Solista principale, voce intima dello stesso autore, è Albert Dohmen, vale a dire il Wotan per eccellenza degli ultimi anni non solo a Bayreuth, il baritono di riferimento per il repertorio tedesco nella sua generazione. E se la voce, non freschissima, dovrà scaldarsi un po', la classe, la musicalità, la cura della parola cantata sono sempre all'altezza del suo nome, sono quelli di un artista di primo livello, perfetto per una partitura come questa.
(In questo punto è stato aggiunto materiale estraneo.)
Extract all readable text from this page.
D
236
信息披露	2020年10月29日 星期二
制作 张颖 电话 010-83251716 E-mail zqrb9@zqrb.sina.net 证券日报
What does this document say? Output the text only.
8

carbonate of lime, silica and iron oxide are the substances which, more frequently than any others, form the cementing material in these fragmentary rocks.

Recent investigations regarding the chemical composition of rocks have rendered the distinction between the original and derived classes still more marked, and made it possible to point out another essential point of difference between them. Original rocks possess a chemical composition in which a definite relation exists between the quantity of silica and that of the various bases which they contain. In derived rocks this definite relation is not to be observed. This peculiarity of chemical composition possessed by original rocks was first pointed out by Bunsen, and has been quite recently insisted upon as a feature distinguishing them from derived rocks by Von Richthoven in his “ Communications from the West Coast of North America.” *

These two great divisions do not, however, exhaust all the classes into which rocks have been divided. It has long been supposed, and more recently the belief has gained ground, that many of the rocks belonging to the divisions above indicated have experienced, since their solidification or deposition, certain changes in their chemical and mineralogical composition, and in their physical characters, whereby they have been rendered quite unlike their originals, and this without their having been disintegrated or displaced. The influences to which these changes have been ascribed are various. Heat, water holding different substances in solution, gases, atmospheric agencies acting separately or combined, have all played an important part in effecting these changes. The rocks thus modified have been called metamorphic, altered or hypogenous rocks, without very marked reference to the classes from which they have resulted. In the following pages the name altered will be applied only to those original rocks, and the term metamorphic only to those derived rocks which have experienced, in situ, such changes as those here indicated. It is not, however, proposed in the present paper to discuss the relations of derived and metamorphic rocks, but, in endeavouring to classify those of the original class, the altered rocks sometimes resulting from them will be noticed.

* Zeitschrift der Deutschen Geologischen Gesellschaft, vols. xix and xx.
Viceversa, Sabina von Walther si trova in qualche difficoltà nel suo unico intervento, che non le offre lo spazio per riscattarsi e riprendersi dopo un incipit privo di quell'angelica, materna soavità, di quella purezza celeste che dovrebbe essere fondata su un'emissione perfettamente appoggiata sul fiato. Compensa Valčuha, con un'espressione sempre pudica ed esatta, un'articolazione dall'intenzione sempre intelligente, pragmatica, modellata sulla contingenza allo stesso modo che su una lettura consapevole e sensibile del testo.
Speriamo davvero di poter sempre contare con regolarità sulla presenza di Valčuha a Bologna e nelle sale italiane in genere: una così salda coscienza del rapporto fra pratica e grammatica, senza cedere in personalità e rigore, è una risorsa preziosa per ogni istituzione musicale e garantisce, in questo caso, l'esito del Deutsches Requiem.